Уильям наконец понял, что сегодня не добьется от Грейс другого ответа. Он нехотя поднялся, не зная, как оставит любимую в состоянии такого горя.
— Хорошо, любовь моя. Я уеду, но вернусь завтра. Надо дать тебе время успокоиться и понять, что я никогда не расстанусь с тобой, а на двоих это бремя ляжет уже половинной ношей…
— Я более не желаю видеть вас, милорд Секвилль. Прошу вас, уезжайте и не возвращайтесь.
Грейс собрала все свои силы и выпрямилась, величественно указывая бывшему жениху на дверь. Джентльмен покачал головой и молча вышел из комнаты. Он не был намерен сдаться и уступить, но привел все доводы, какие только мог предложить ей.
Грейс осталась одна в убогой полутемной комнатке. Это ее дом, и он навсегда останется ее домом. Мечты о зеленых лугах и величественных башнях Дорсет-эбби разбились вдребезги на дне ущелья близ Сент-Ажордж-Маунтин.
— Зачем я призналась ему во всем? Что мне стоило сказать, что я не люблю его, что это был восторг и ослепление от того, что за мной ухаживает
Грейс не привыкла долго предаваться унынию, но сейчас ее безмятежность и спокойная сила не помогали ей. Девушке не было еще и восемнадцати лет, а судьба уже успела в одночасье вознести ее в призрачный замок Фата-Морганы и так же резко столкнуть вниз.
Миссис Эттон, по дороге домой поболтавшая с любопытной соседкой, уже знала, что у Грейс был гость, но заплаканное лицо дочери заставило ее удержаться от расспросов.
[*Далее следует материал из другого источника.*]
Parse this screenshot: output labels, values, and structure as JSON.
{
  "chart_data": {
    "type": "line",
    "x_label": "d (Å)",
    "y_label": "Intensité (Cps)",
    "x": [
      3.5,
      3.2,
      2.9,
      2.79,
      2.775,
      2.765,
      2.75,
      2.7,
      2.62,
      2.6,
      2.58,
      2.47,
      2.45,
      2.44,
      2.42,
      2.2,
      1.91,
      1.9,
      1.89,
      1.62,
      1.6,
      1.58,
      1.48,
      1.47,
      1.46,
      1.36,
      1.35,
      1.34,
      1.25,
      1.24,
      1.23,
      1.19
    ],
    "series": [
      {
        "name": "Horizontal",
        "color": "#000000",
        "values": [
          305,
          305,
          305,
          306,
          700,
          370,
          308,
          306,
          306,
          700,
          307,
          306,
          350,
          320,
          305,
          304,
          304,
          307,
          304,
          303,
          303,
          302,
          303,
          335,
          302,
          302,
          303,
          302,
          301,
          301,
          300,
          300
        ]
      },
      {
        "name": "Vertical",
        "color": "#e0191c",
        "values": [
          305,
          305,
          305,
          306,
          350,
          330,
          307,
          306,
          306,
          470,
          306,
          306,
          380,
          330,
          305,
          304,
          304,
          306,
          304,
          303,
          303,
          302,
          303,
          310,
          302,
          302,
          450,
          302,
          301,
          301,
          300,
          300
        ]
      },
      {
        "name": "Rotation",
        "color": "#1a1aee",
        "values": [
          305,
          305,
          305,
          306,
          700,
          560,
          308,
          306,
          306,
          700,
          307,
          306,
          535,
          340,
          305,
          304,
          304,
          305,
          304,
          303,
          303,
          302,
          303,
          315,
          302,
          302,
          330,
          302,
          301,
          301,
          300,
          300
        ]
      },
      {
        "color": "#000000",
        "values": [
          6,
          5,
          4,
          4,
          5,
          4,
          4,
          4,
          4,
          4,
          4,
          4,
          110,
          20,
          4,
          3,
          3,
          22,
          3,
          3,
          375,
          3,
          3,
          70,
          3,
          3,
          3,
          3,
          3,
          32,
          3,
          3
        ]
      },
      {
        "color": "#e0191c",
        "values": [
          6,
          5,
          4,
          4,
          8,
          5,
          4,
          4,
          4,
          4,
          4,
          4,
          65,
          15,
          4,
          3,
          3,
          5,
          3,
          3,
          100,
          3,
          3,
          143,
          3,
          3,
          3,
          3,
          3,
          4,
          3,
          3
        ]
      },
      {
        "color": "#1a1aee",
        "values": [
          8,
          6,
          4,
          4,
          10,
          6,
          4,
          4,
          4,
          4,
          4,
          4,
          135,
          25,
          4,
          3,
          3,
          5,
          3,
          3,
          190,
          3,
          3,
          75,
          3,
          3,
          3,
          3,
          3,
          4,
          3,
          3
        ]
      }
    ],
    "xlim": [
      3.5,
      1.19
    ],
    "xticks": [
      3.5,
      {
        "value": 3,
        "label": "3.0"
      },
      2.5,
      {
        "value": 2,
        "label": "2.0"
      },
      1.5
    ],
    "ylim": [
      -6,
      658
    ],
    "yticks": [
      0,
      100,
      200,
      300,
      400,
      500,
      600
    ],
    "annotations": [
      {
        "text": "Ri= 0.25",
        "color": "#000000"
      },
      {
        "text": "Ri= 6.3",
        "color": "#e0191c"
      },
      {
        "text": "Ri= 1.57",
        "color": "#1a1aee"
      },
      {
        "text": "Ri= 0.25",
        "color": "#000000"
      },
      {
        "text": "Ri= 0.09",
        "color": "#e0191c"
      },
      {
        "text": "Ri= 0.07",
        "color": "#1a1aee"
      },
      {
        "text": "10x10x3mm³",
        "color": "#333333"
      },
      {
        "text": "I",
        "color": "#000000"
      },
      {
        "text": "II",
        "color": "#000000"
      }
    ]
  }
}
— Матушка, — Грейс сама завела разговор, как только мать закончила свою скромную трапезу. — Я отослала маркиза Секвилля и попросила его больше никогда не приезжать, но, боюсь, он очень упрям и ни разу еще не сталкивался с отказом… Завтра он обещал приехать снова…
— Девочка моя, подумай, вы могли бы быть счастливы… Взять малютку из приюта — богоугодное дело, а с деньгами маркиза вы сумели бы воспитать и нескольких детей. Даже в нашу лечебницу то и дело приносят подкидышей…
— Ах, матушка, да будь он простой человек, я и то не уверена, смогла бы я выйти за него замуж со своим изъяном! Ты не понимаешь, как это важно для аристократов — продолжение рода! Если у Уильяма не родится наследник, сын, герцогство унаследует какая-нибудь боковая ветвь семьи, совсем не обязательно люди благородные… Я не могу позволить, чтобы из-за меня род Дорсетов прервался!
— Ну, как скажешь, милая. Если ты все уже решила, значит, так тому и быть. Ты боишься, что он станет досаждать тебе своими уговорами? — В миссис Эттон оказалось больше проницательности, чем предполагала Грейс.
— Да, он примется говорить о любви, и я не уверена, что смогу вынести это… А если я соглашусь, мы оба до конца дней будем несчастны!
— Тогда тебе нужно спрятаться. Мы сейчас же соберем вещи и потихонечку пойдем на ферму Джиллиса, моя крестная давно звала нас погостить. Никто не увидит, куда мы ушли, и твой маркиз, когда приедет, не сможет узнать, куда мы подевались.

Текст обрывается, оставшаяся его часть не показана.